Toute évaluation des politiques fiscales relatives à l’immobilier devrait appréhender de façon globale leurs liens avec d’autres politiques fiscales et non fiscales et avec la situation sur le marché du logement. Les interactions entre différentes politiques fiscales relatives au logement devraient être soigneusement étudiées. Par exemple, la mobilité résidentielle sera directement affectée par les impôts sur les transactions immobilières et les taxes sur les plus-values, et indirectement par la conception des impôts périodiques sur la propriété immobilière. Aussi, les réformes visant à accroître la mobilité devraient prendre en compte ces trois catégories de prélèvements. En outre, l’examen attentif des interactions entre impôts peut aussi contribuer à déterminer les cas dans lesquels les pays pourraient, avant de mettre en place de nouveaux instruments fiscaux, envisager de réformer la conception des taxes existantes sur l’immobilier. Par exemple, des impôts spéciaux destinés à contrer la spéculation pourraient s’avérer moins nécessaires dès lors que les plus-values à court terme sont correctement taxées. De même, un impôt périodique sur la propriété immobilière reposant sur des valeurs cadastrales régulièrement mises à jour pourrait réduire la nécessité d’instaurer des prélèvements visant à capter les hausses de la valeur des biens résultant d’investissements publics locaux (en vue de financer des infrastructures, par exemple). Les interactions entre politiques fiscales et non fiscales ont aussi une importance décisive. Dans certains cas, les politiques non fiscales peuvent constituer une solution plus efficace et plus équitable que des mesures fiscales, surtout lorsque l’objectif est de promouvoir l’accessibilité du logement. Il se peut également que la réussite des mesures fiscales dépende d’autres paramètres de l’action publique ou de la situation sur le marché du logement.
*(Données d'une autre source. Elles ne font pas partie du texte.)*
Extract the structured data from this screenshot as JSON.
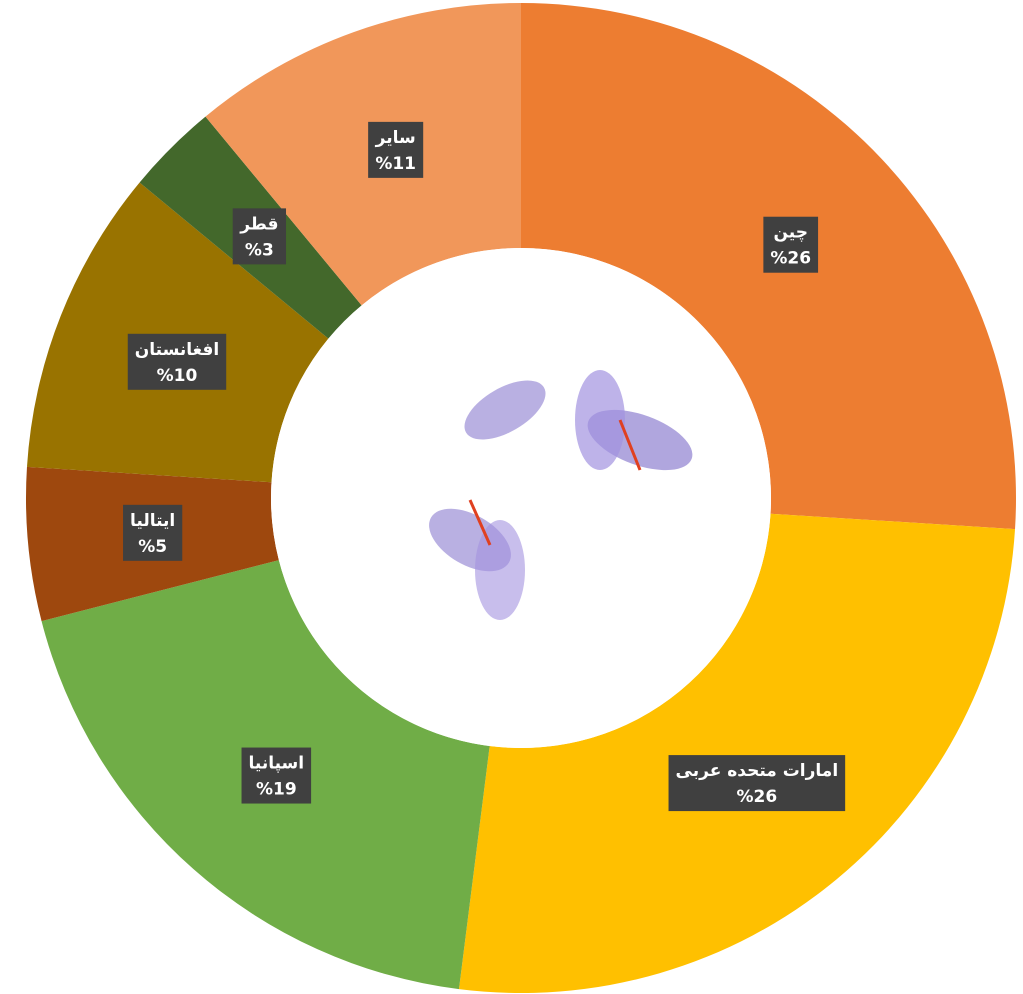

Les réformes de la fiscalité immobilière doivent être planifiées avec soin et en tenant compte de leurs conséquences sur différentes catégories de ménages. Les réformes de la fiscalité immobilière peuvent avoir un impact important sur le prix des logements, entraînant des effets potentiellement significatifs en termes de répartition du patrimoine et des conséquences financières et économiques à plus grande échelle. Une mise en œuvre progressive des réformes peut aider à empêcher des chocs macroéconomiques négatifs tout en atténuant leurs effets délétères sur certaines catégories d’individus, du moins à court terme. Associer des réformes de la fiscalité immobilière à d’autres mesures fiscales ou redistributives peut aussi contribuer à amortir l’impact de certaines réformes sur les personnes plus vulnérables, tout en améliorant l’acceptabilité publique et la faisabilité politique des changements prévus. Les pouvoirs publics qui envisagent d’engager des réformes de la fiscalité immobilière devraient aussi tenir compte de l’évolution de l’environnement macroéconomique, et notamment des variations des taux d’intérêt et de leur impact potentiel sur le marché du logement et sur les ménages.